BMW started as an engine production company for airplanes, and did so with difficulty. It began as Rapp-Motorenwerke by Karl Friedrich Rapp in 1913. With the dawn of WWI fast approaching, Rapp prudently sold airplane engines to meet the large demands of a coming war. Rapp would eventually partner with Fran-Josef Popp and with Camillo Castiglioni, creating Bayerische Flugzeug-Werke (BFW), which would soon be renamed to BMW.
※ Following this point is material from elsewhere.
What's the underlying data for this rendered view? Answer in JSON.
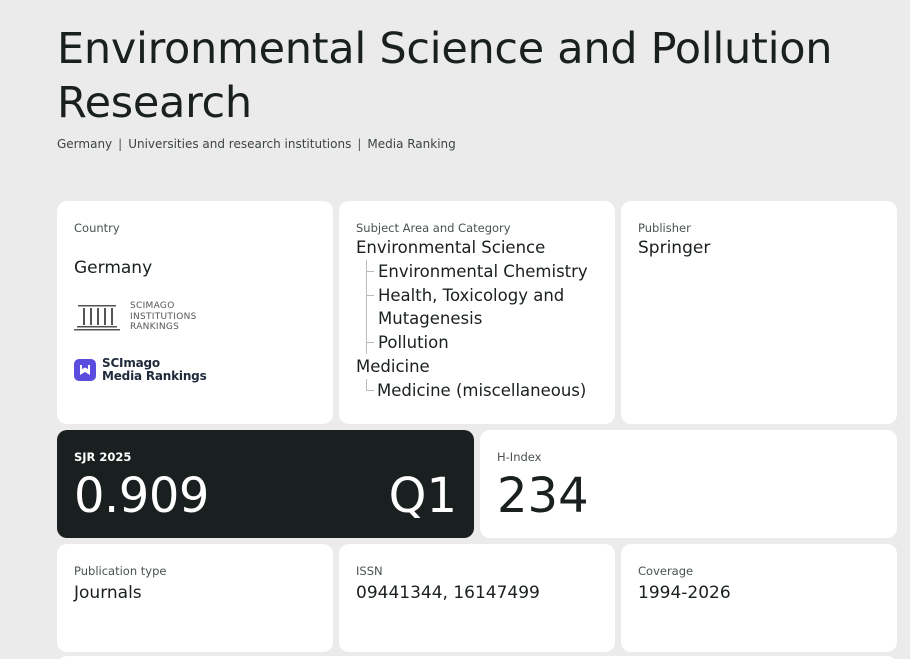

WWII: Before, During, and Post-War

In the 1920s, BMW history changed as it moved from only producing aircraft engines to complete vehicles, starting with motorcycles. Soon after, BMW purchased Fahrzeugfabrik Eisenach, one of Germany’s largest automobile manufacturing companies. During WWII, BMW produced war resources for the German military, as the government had taken over the majority of manufacturing plants for the war effort. Following the Allied victory, BMW’s plants were stripped because of their past war production activities, and they were forced to produce many household goods to stay afloat. They managed to recover somewhat with the production of the 501 vehicle, which sold enough for them to manage through the 1950s. In 1959, BMW was nearly purchased by Daimler-Benz, but this acquisition was ultimately rejected.

Growth Stage

After managing to stay in business through WWI and WWII, BMW thrived in the following decades. BMW spread out to many other countries through dealerships, created BMW Kredit to handle its financials, and helped nurture the fledgling automobile leasing markets of the 60s and 70s through Kredit. They created their first manufacturing facility outside of Europe with the construction of a plant in Rosslyn, South Africa. The region was suffering from the after-effects of Apartheid’s end, and BMW created a positive impact by standing by anti-discrimination laws paying their employees fairly, and providing aid to local schools. BMW history would change once again with its Motorsport subsidiary launch in 1972, ushering in a phase of creating top-quality sports cars that were affordable.

New Acquisitions

BMW became the face of luxury and of innovation in the automobile industry. They created the first Research and Innovation Center, staffed with scientists, engineers, designers, and other types of staff to work together on the newest, highest-quality vehicle concepts and models. BMW began building plants in the United States in 1994, a prudent move since the U.S. was BMW’s largest consumer at the time. In the same year, BMW acquired the Rover Group, but would later sell the company in 2000, save for their Mini vehicle model.

BMW in Today’s Age

In the new millennium, BMW has focused on changing and continuing to grow. BMW’s rolling out of their version of the Mini model became so globally popular that the company had to raise production rates by 150% to catch up to demand. Growing even more by creating three more manufacturing plants around the world, BMW is posed to be the best luxury automobile manufacturer in the world.